Resonate is looking to transform its SaaS platform into a fully agentic system by building the core infrastructure for a new class of intelligent tools that move beyond simple automation, solving novel engineering challenges inherent in AI-native applications.
Requirements
- Expert-level proficiency with Java/Spring Boot backend development and React/TypeScript frontend development
- Demonstrated expertise in designing, deploying, and managing cloud-native applications on AWS.
- Proven experience integrating AI/ML models and third-party APIs into a production software environment.
- Strong architectural skills and a deep understanding of distributed systems, microservice patterns, and event-driven design.
- Proficiency with relational databases and SQL.
- Experience with vector databases or search services is highly desirable.
- Experience with Generative AI technologies such as OpenAI, LangChain, and Amazon Bedrock
Responsibilities
- Build the architecture and development of scalable, resilient backend microservices and deploy them within our AWS infrastructure.
- Build and enhance our user-facing platform with modern React, TypeScript, and Next.js creatingNext.js creating intuitive interfaces that seamlessly integrate complex, AI-driven features.
- Design and implement the core technical infrastructure to support our AI agents, including API gateways, state management systems for agentic workflows, and observability into AI operations.

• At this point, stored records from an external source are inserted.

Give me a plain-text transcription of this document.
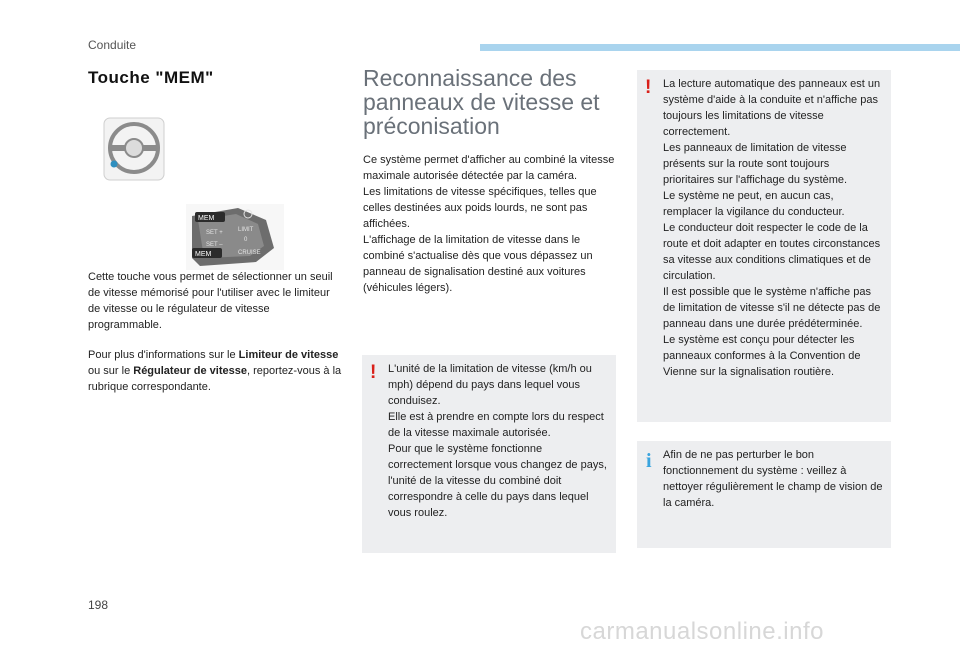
Conduite
Touche "MEM"
MEM
MEM
SET +
SET –
LIMIT
0
CRUISE

Cette touche vous permet de sélectionner un seuil de vitesse mémorisé pour l'utiliser avec le limiteur de vitesse ou le régulateur de vitesse programmable.

Pour plus d'informations sur le Limiteur de vitesse ou sur le Régulateur de vitesse, reportez-vous à la rubrique correspondante.

Reconnaissance des panneaux de vitesse et préconisation
Ce système permet d'afficher au combiné la vitesse maximale autorisée détectée par la caméra.
Les limitations de vitesse spécifiques, telles que celles destinées aux poids lourds, ne sont pas affichées.
L'affichage de la limitation de vitesse dans le combiné s'actualise dès que vous dépassez un panneau de signalisation destiné aux voitures (véhicules légers).
! L'unité de la limitation de vitesse (km/h ou mph) dépend du pays dans lequel vous conduisez.
Elle est à prendre en compte lors du respect de la vitesse maximale autorisée.
Pour que le système fonctionne correctement lorsque vous changez de pays, l'unité de la vitesse du combiné doit correspondre à celle du pays dans lequel vous roulez.
! La lecture automatique des panneaux est un système d'aide à la conduite et n'affiche pas toujours les limitations de vitesse correctement.
Les panneaux de limitation de vitesse présents sur la route sont toujours prioritaires sur l'affichage du système.
Le système ne peut, en aucun cas, remplacer la vigilance du conducteur.
Le conducteur doit respecter le code de la route et doit adapter en toutes circonstances sa vitesse aux conditions climatiques et de circulation.
Il est possible que le système n'affiche pas de limitation de vitesse s'il ne détecte pas de panneau dans une durée prédéterminée.
Le système est conçu pour détecter les panneaux conformes à la Convention de Vienne sur la signalisation routière.
i Afin de ne pas perturber le bon fonctionnement du système : veillez à nettoyer régulièrement le champ de vision de la caméra.
198
carmanualsonline.info
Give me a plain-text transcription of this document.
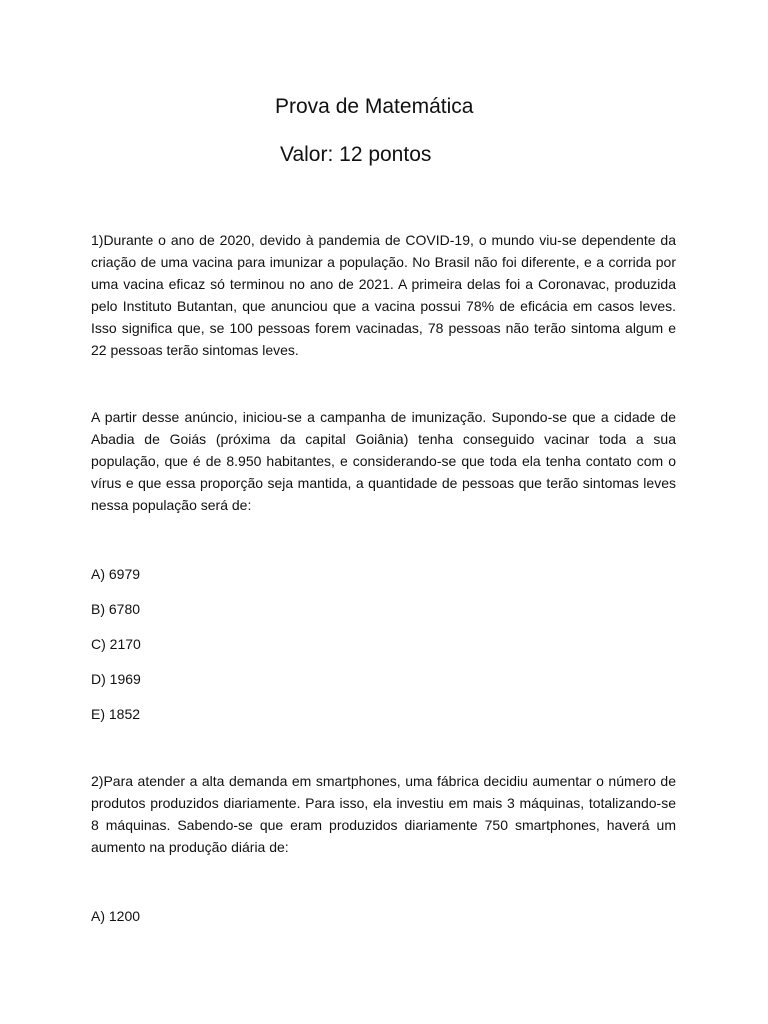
Prova de Matemática
Valor: 12 pontos

1)Durante o ano de 2020, devido à pandemia de COVID-19, o mundo viu-se dependente da criação de uma vacina para imunizar a população. No Brasil não foi diferente, e a corrida por uma vacina eficaz só terminou no ano de 2021. A primeira delas foi a Coronavac, produzida pelo Instituto Butantan, que anunciou que a vacina possui 78% de eficácia em casos leves. Isso significa que, se 100 pessoas forem vacinadas, 78 pessoas não terão sintoma algum e 22 pessoas terão sintomas leves.

A partir desse anúncio, iniciou-se a campanha de imunização. Supondo-se que a cidade de Abadia de Goiás (próxima da capital Goiânia) tenha conseguido vacinar toda a sua população, que é de 8.950 habitantes, e considerando-se que toda ela tenha contato com o vírus e que essa proporção seja mantida, a quantidade de pessoas que terão sintomas leves nessa população será de:

A) 6979
B) 6780
C) 2170
D) 1969
E) 1852

2)Para atender a alta demanda em smartphones, uma fábrica decidiu aumentar o número de produtos produzidos diariamente. Para isso, ela investiu em mais 3 máquinas, totalizando-se 8 máquinas. Sabendo-se que eram produzidos diariamente 750 smartphones, haverá um aumento na produção diária de:

A) 1200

- Integrate and orchestrate various LLM models and services to connect our AI's reasoning to our backend systems and data stores.
- Develop and optimize data architectures using relational and vector databases to provide our agents with fast, relevant context for memory and RAG.
- Leverage a suite of AWS services to build, deploy, and monitor our AI-native applications.
- Apply engineering best practices and processes to support the technical vision for the platform.
Other
- 7+ years of professional software engineering experience, with a strong portfolio of building and scaling SaaS applications
- A pragmatic approach to engineering, with a solid understanding of the trade-offs between performance, cost, and scalability in AI systems.
- A passion for mentoring and elevating the skills of the entire engineering team.
- Ownership: You take initiative, follow through, and hold yourself accountable.
- Collaboration: You value working with others and building strong, respectful relationships.